The Dubai Future Foundation (DFF) launched the “Future Opportunities Report: The Global 50” that highlights the most promising opportunities in various vital and future sectors in the next fifty years.
The report will introduce decision-makers in both public and private sectors, thought leaders, innovators, researchers, entrepreneurs and the people in the UAE and worldwide to the most prominent major trends of the future. This will help decision-makers to develop strategies and plans, and contribute to launching a global dialogue to identify positive transformations to serve humanity and build a better future.
The report outlines 50 global opportunities classified within five main pillars: nature and sustainability, enabling societies, health, human relation with technology, and future innovations.
Mohammad bin Abdullah Al Gergawi, Minister of Cabinet Affairs, Vice Chairman of the Board of Trustees and Managing Director of Dubai Future Foundation, said, “The next 50 years will witness more changes in human scientific, economic and social achievement than ever before. These transformations will be transcontinental in nature and affect people and societies everywhere, impacting all aspects of our lives, from work to relationships. Intentional thinking will help us adapt and prepare for these changes. The future is not ours to await; it is ours to create. Likewise, those who understand and plan for future transformations are best placed to design and control the path ahead of us all.”

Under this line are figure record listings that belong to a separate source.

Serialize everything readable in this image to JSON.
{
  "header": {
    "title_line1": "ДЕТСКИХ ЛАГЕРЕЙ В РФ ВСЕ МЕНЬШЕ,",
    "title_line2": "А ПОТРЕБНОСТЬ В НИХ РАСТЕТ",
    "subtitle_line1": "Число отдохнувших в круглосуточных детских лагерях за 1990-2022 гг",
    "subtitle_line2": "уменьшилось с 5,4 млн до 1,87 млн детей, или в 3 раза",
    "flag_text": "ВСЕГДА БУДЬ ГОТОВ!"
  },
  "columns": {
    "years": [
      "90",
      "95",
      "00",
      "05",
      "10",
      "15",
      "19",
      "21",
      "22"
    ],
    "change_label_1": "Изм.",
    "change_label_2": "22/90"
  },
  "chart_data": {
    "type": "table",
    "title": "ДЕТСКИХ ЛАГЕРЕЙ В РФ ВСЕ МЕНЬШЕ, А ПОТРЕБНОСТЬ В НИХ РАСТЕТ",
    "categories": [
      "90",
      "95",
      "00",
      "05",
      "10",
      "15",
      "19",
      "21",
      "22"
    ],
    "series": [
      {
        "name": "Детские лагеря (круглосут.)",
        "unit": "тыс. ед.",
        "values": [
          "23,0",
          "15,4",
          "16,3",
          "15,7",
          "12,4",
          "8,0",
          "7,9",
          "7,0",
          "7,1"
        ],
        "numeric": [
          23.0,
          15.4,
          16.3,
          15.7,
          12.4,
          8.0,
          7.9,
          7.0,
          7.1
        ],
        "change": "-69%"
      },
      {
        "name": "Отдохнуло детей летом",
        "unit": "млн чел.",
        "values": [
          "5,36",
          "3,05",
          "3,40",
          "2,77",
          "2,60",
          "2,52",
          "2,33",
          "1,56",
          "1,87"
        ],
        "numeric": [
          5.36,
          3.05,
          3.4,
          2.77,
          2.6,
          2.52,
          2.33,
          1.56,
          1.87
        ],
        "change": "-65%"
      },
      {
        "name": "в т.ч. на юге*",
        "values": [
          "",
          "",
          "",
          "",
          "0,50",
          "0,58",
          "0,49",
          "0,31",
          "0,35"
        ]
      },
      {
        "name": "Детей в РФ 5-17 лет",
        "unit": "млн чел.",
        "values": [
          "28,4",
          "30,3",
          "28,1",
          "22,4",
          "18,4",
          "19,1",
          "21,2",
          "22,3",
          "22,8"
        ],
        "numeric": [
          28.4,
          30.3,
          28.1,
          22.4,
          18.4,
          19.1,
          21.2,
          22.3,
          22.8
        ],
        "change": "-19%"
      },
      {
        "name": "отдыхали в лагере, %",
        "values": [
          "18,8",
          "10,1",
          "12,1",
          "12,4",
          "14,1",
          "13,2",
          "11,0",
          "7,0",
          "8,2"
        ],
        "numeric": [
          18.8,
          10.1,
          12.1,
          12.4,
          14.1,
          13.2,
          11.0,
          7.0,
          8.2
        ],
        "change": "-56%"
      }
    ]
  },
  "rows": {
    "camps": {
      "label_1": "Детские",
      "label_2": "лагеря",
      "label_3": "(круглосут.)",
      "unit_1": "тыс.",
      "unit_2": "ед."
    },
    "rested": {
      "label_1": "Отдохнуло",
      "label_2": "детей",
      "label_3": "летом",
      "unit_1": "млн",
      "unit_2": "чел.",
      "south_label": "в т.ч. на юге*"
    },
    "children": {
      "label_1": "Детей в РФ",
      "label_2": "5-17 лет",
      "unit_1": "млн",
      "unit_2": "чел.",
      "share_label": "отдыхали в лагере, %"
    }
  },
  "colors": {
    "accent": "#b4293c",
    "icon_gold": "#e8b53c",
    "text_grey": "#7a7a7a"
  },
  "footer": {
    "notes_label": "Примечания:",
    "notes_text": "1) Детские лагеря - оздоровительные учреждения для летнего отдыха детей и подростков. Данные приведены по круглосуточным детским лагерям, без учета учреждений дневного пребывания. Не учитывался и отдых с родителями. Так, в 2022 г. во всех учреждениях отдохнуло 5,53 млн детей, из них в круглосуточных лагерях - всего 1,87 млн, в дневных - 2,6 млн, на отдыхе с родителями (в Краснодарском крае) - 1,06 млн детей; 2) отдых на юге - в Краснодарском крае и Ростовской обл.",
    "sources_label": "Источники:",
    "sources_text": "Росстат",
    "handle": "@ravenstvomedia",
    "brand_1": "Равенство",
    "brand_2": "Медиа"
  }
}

5 Main Pillars The nature and sustainability pillar include seven opportunities that focus on employing the development of technology and biomaterials to reduce the volume of plastic waste, storing harmful gases in depleted onshore and offshore oil and gas fields, modifying types of materials, trees and plants to contribute to achieving zero carbon emissions, and greening deserts. It aims to increase habitable areas, protect the oceans and their ecosystems and fisheries, and rely on renewable and sustainable energy sources that are safe, cheap and low in emissions.
Enabling Societies The second pillar includes 11 global opportunities that consist of the government role in developing legislations, achieving individual needs, ensuring the safety and privacy of personal data, launching a global charter for genetic engineering and genomics applications, setting a framework that defines the rights of robots in complementarity with human rights, providing electric power to all societies and reducing its costs, and assist countries in facing the effects of the climate change. In addition, it also employs modern technology in the development of the educational system, enhancing levels of happiness and enabling talents to innovate.
Health Opportunities This third pillar consists of seven main global opportunities represented in employing technologies to identify mental and psychological health problems, use non-surgical monitoring techniques to produce medicines on demand, personalise treatments, and enhance data exchange mechanisms to increase healthcare efficiency and research rare diseases and epidemics globally.
Human Relationship With Technology This pillar includes 13 primary opportunities, focusing on providing access to the virtual world without needing devices, moving to the concept of comprehensive and rapid manufacturing, accelerating international shipping, and employing smart machines and technologies to enhance governance and decision-making mechanisms. The human relationship with technology will also focus on integrating software solutions to increase the efficiency of work from anywhere in the world, and cloning memory and knowledge from the human brain and storing it to serve individuals and society.
Future Innovations This pillar includes many global opportunities associated with innovation in the use of new technologies, reliance on biological materials instead of products and chemicals, providing sustainable water resources, and developing international standards for the total cost and actual value of all economic activities and their social environmental impacts. In addition, is the adoption of the concept of carbon credits, the transition of commercial and social activities to virtual reality, and the availability of data for all to benefit from in developing vital sectors.
The report identifies ten major trends, including the development in sciences of biological and synthetic materials, the decrease in the cost of data and the focus on the quality of analysing it, the increase in the security vulnerabilities in systems and infrastructure, the development of technologies for generation and storage of electric energy, the rise in investment in ecosystems management, the need to develop legislation and mechanisms for international disputes, the growth of virtual and digital world applications, the reach of autonomous robots, the need to redefine humanitarian goals in light of the spread of artificial intelligence and advanced technology, and the development of innovative health and agricultural technologies.